In this ongoing mini-series of blog posts, I share more nuggets from my online writing class, Plot and Structure, with instructor Bethany Nuckolls.
As our class proceeded into analyzing Act II of our novels, Bethany explained the concept of Shock: “Shock is the moment when the protagonist’s world comes crashing down, their ideals prove to have a fatal flaw, their companions betray them, or their desire proves to be short of expectations. This is the darkest moment in their journey thus far. For the first time, success will seem impossible. Doubt becomes certainty, bringing about the third point of Act II: the Critical Choice.”
Since I had just finished listening to What Happened to Goodbye? by Sarah Dessen, I decided to use that to discuss this concept and explore why I felt the book was emotionally compelling. I have included some of the previously discussed plot elements as well.
McLean, the 17-year-old protagonist, chooses to live with her father after he and her mother divorce. Her father’s job is helping faltering restaurants to either survive or close. In the last two years, McLean has gone into each new school and established a new identity for herself along with a new name. At one school she is a drama diva, at another a cheerleader, and most recently the student council secretary. Along with new names, McLean makes sure she never got attached to any of her friends since she knows she will be leaving soon. This is her Stasis (original state).

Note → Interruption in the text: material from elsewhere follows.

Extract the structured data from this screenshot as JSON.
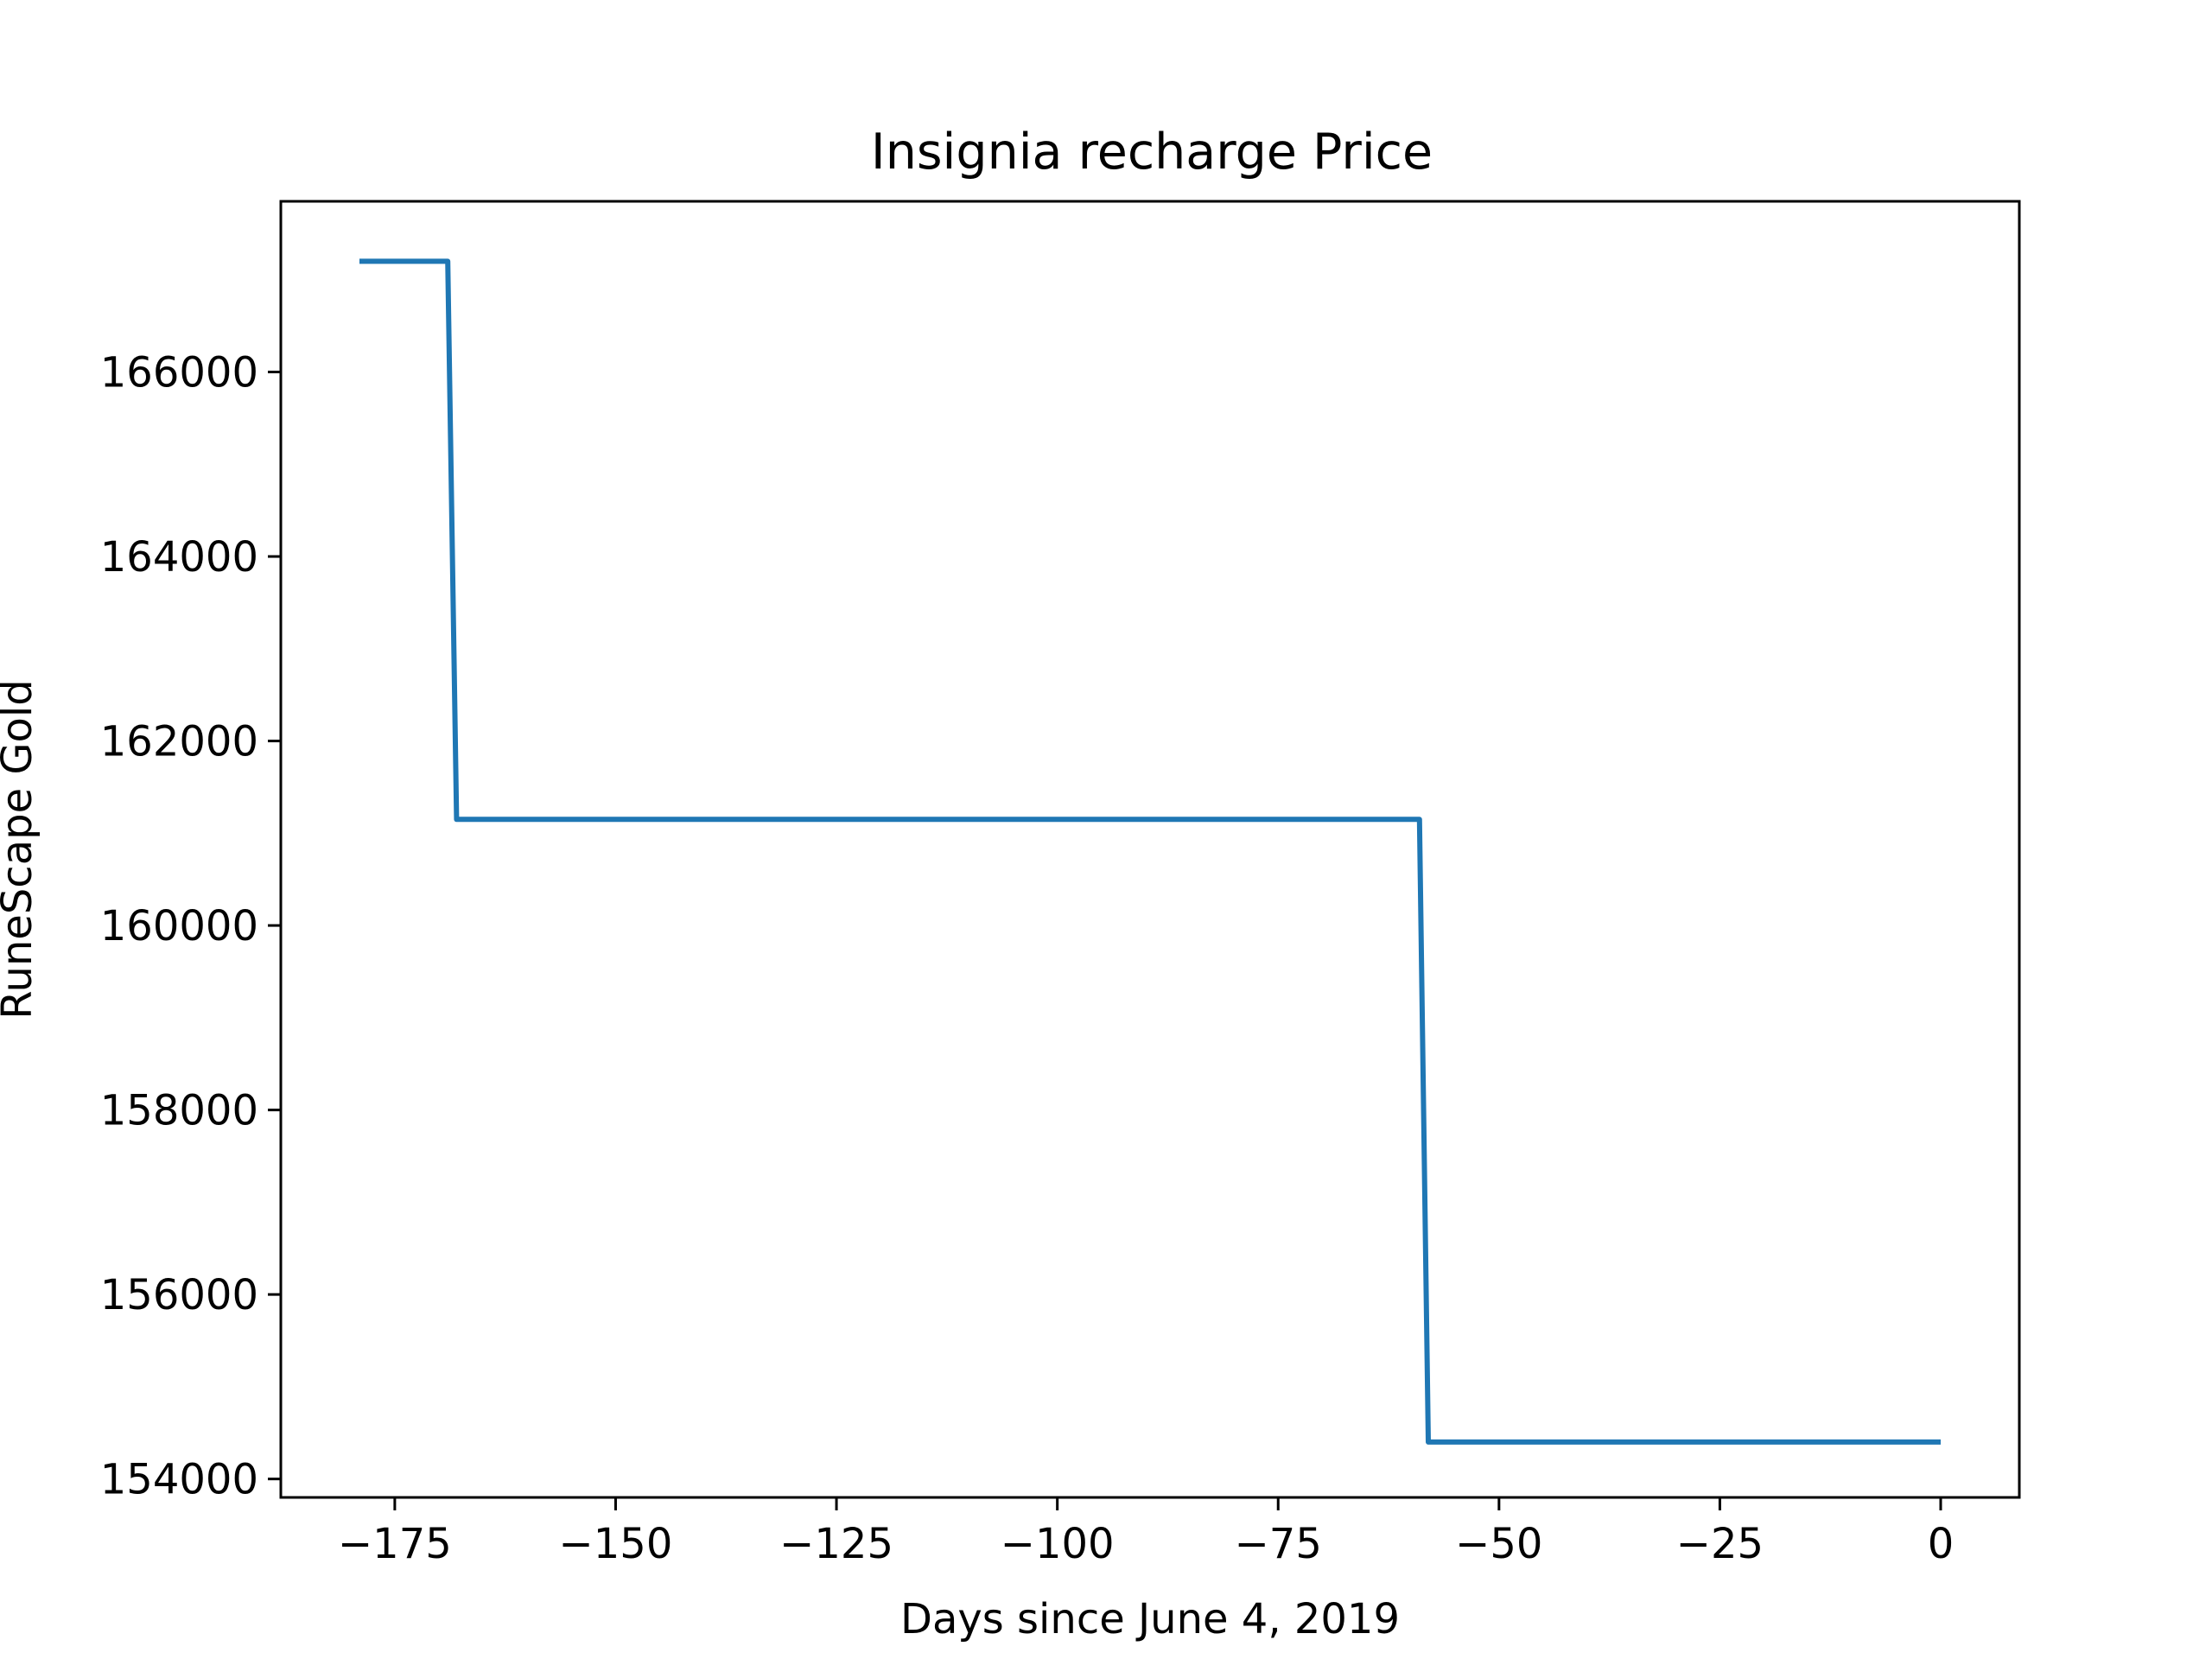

She moves to a new school (Trigger) and her pattern changes when she “accidentally” introduces herself as McLean and allows herself to develop new friends and a special friendship with the boy next door, Dave. As Dave and her group of friends work on putting together a model of the town (a superb example of an objective correlative of McLean’s life) she builds relationships and enjoys eating at one of the girl’s homes (Food, and the lack of eating together with her father is another objective correlative). When her friends look on a popular social media website, and discover that her email address is associated with four different names, they question who McLean really is--a question she is already asking herself. They react with distrust and she sinks into self-doubt.
I don’t remember if I cried at this point (although something in this book triggered tears); Dessen built up to this Shock point very cleverly and logically, but it still took me by surprise. McLean’s sense of loss when she realizes she has betrayed her friends by not revealing these past “selves” totally makes sense. It is definitely her "Point of No Return." After this, the book moves into the end of Act II when McLean faces her Critical Choice: Will she join her father when his next job takes him to Hawaii, or will she find a way to finish her senior year with her friends?
After I posted my analysis, Bethany commented, “Indeed, the Shock is not necessarily supposed to shock the reader (via the definition of "surprise"). Rather it shocks the lead character, and if the reader has drawn close enough to that character in the meantime, it should emotionally affect the reader as well.